Но акцент на другом, продиктованный самим време­нем: не на обстоятельствах, а на свободе человеческой воли, на праве и обязанности человека выбирать так, чтобы увеличить, укрепить не зло, а добро в мире. Да, Рыбак не может сам изменить обстоятельства, но и от его поведения зависит многое. От самих людей в конеч­ном счете зависит все. И каждый — в общей, хоть порой и невидимой, цепи. Рыбак крикнул свое предательское "Согласен!" и сразу как бы подтолкнул несчастную, обе­зумевшую от горя Демчиху на поступок, который повлек бы новые невинные жертвы, умножая силы зла в мире: она кричит, что скажет, кто прятал еврейскую девочку Басю от фашистов... Вон какая цепная реакция готова начаться. Потому-то каждый (и Рыбак тоже) обязан ее остановить: на себе, в себе, пусть ценой собственной жизни, но остановить!

Да, обстоятельства порой безвыходны (в том смысле, что сейчас, на этом отрезке времени, пути нет выхода). Как тут поступить? Рыбаку кажется, что главное — остаться жить, даже если придется загубить другие жиз­ни, сломать чужие судьбы (он уже готов старосту огово­рить, чтобы затянуть следствие). Ведь он, Рыбак, "цен­нее" всех остальных (и старосты, и Демчихи, и боль­ного Сотникова, который теперь не боец), его и надо спасать. Мол, ради дела, а не только ради него самого! Он уже по другим людям готов шагать, продолжая убе­ждать себя, что делает это во имя того, чтобы забежать со стороны и сунуть палку в колеса "машины"... Даже не замечая, что он эту самую "машину" уже подталки­вает, впрягся в нее.

Рыбак этого не замечает некоторое время. Он пьян от недавно пережитого ужаса неотвратимой "ликвида­ции" и от радости внезапного спасения.

"Сволочь!" — как удар, злой окрик Сотникова.

"Но пусть! Что-то грозное, неотвратимо подступив­шее к нему вдруг стало быстро отдаляться... Развязан­ные руки его вольно опали вдоль тела, и он еще неосоз­нанно сделал шаг в сторону, всем существом стараясь отделиться от прочих,— теперь ему хотелось быть как можно от них дальше". Вот уже к петле тащит своего недавнего товарища ("Рыбак с полицаем потащили на край к чурбанам..."), а сам все еще думает о побеге. "Прости, брат!" — звучит обращенное к Сотникову, иудовым поцелуем звучит. "Одна петля на двоих",— подумалось Сотникову. Но только они уже раздели­лись, Рыбак и Сотников: на палача и на жертву раз­делились.

"Способный, падла!" — с издевкой хвалит Рыбака смешливый идиот Стась — палач со стажем.

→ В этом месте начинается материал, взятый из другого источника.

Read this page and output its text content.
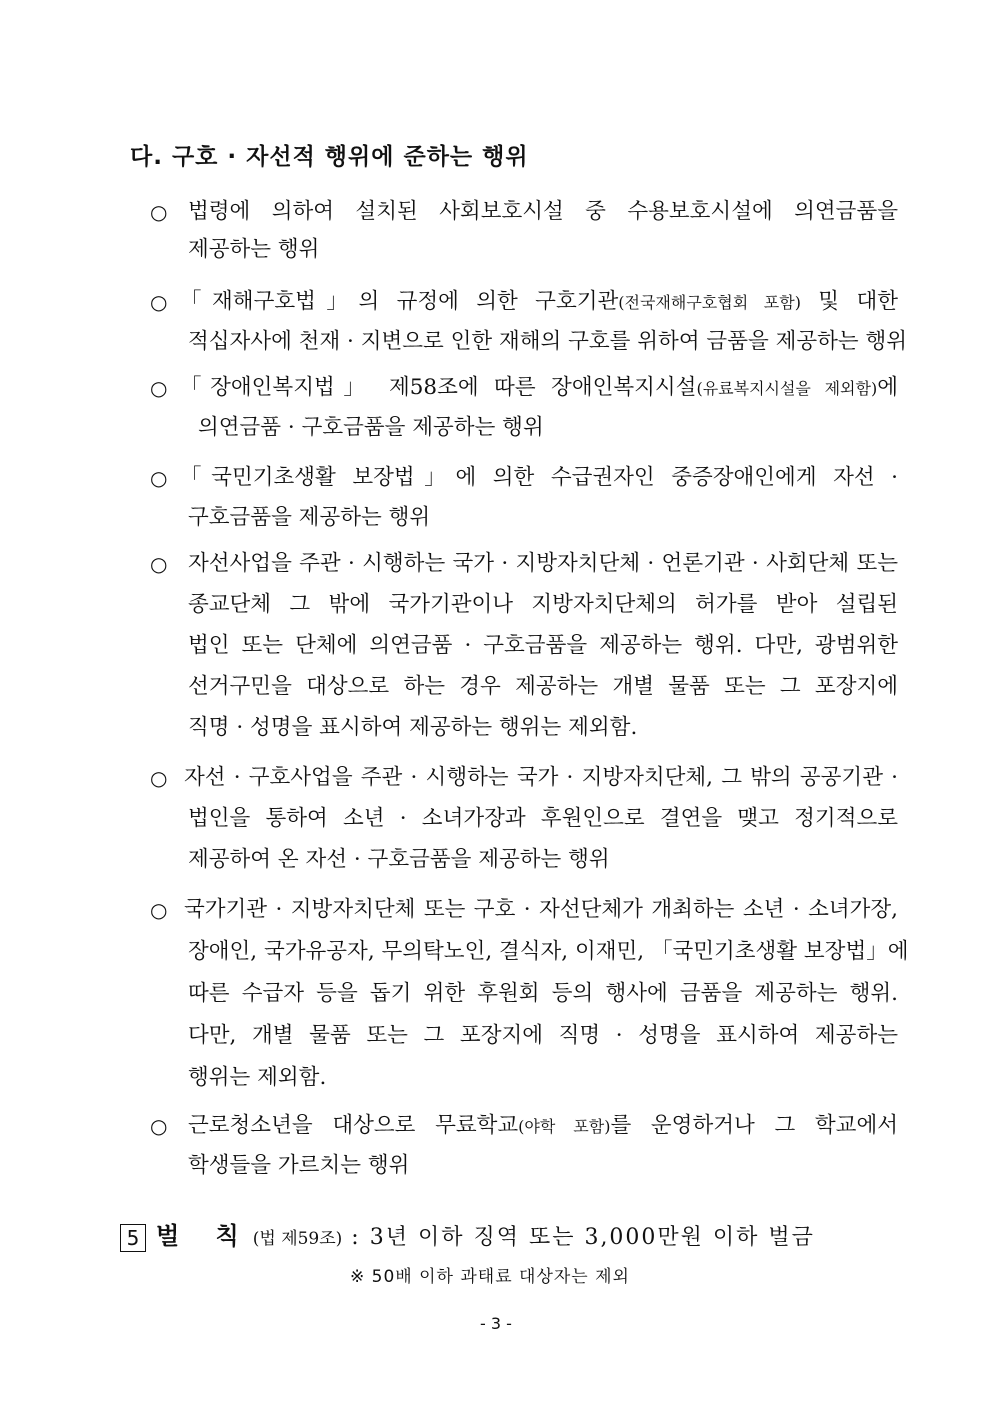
다. 구호 · 자선적 행위에 준하는 행위
○ 법령에 의하여 설치된 사회보호시설 중 수용보호시설에 의연금품을
제공하는 행위
○ 「재해구호법」의 규정에 의한 구호기관(전국재해구호협회 포함) 및 대한
적십자사에 천재 · 지변으로 인한 재해의 구호를 위하여 금품을 제공하는 행위
○ 「장애인복지법」 제58조에 따른 장애인복지시설(유료복지시설을 제외함)에
의연금품 · 구호금품을 제공하는 행위
○ 「국민기초생활 보장법」에 의한 수급권자인 중증장애인에게 자선 ·
구호금품을 제공하는 행위
○ 자선사업을 주관 · 시행하는 국가 · 지방자치단체 · 언론기관 · 사회단체 또는
종교단체 그 밖에 국가기관이나 지방자치단체의 허가를 받아 설립된
법인 또는 단체에 의연금품 · 구호금품을 제공하는 행위. 다만, 광범위한
선거구민을 대상으로 하는 경우 제공하는 개별 물품 또는 그 포장지에
직명 · 성명을 표시하여 제공하는 행위는 제외함.
○ 자선 · 구호사업을 주관 · 시행하는 국가 · 지방자치단체, 그 밖의 공공기관 ·
법인을 통하여 소년 · 소녀가장과 후원인으로 결연을 맺고 정기적으로
제공하여 온 자선 · 구호금품을 제공하는 행위
○ 국가기관 · 지방자치단체 또는 구호 · 자선단체가 개최하는 소년 · 소녀가장,
장애인, 국가유공자, 무의탁노인, 결식자, 이재민, 「국민기초생활 보장법」에
따른 수급자 등을 돕기 위한 후원회 등의 행사에 금품을 제공하는 행위.
다만, 개별 물품 또는 그 포장지에 직명 · 성명을 표시하여 제공하는
행위는 제외함.
○ 근로청소년을 대상으로 무료학교(야학 포함)를 운영하거나 그 학교에서
학생들을 가르치는 행위
5 벌 칙(법 제59조) : 3년 이하 징역 또는 3,000만원 이하 벌금
※ 50배 이하 과태료 대상자는 제외
- 3 -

"Постой, что это? — не понял Рыбак.— О ком он?" Нет, нет, все кричит в Рыбаке, нет! "Сотников сам влез, сам соскочил с обрубка. Он только поддерживал этот обрубок. И то по приказу полиции".

Да, петля была действительно на двоих: "ликвиди­ровали" и Рыбака. "Машина" утилизировала его жажду выжить любой ценой, его обнаружившуюся готовность шагать по чужим жизням. Теперь и на Рыбака люди глядят, как на саму эту "машину": как на немцев смо­трят, на полицаев.

И женщины, и "мальчишка в буденовке", а там, в лесу...

"И тут его, слбвно обухом по голове, оглушила не­ожиданная в такую минуту мысль: удирать некуда... Теперь он всем и повсюду враг. И, видно, самому себе тоже".

В нем все-таки осталось еще что-то от прежнего Ры­бака: он не "привык" еще к себе самому, каким он рас­крылся, обнаружился. Себя, этого он готов даже каз­нить. Бежит в уборную, ищет ремень, чтобы повесить его, повеситься. А ремня нет, отняли. Даже смерть отнята у Рыбака, которую он сам мог бы еще выбрать. "Хоть бросайся вниз головой!"...

Нет, уже не прежний Рыбак здесь. Этот ненавидит и себя, но и всех также: теперь весь мир, все люди — сви­детели его подлости, низости, предательства. И кто зна­ет, не прорвется ли в нем (как это случалось не однажды) мстительное желание убирать этих свидетелей как мож­но больше, нагромождая новые и новые жестокости и предательства. Перед таким палачом и Стась покажет­ся злобным дурачком!

Но может быть, Сотников прав был, когда сам от­толкнул чурбан, и Рыбак найдет в себе человеческую силу вернуть в мир ту крупицу добра, которую он отнял у людей, послужив злу, "машине". Не рассчитывая на благодарность и даже прощение людей...

Но это уже за горизонтом повести. То, что перед нами, что очевидно: жажда спастись любой ценой, даже за счет других, бездуховность, неспособность к нрав­ственному самоконтролю завели Рыбака туда, куда, увы, заводили многих.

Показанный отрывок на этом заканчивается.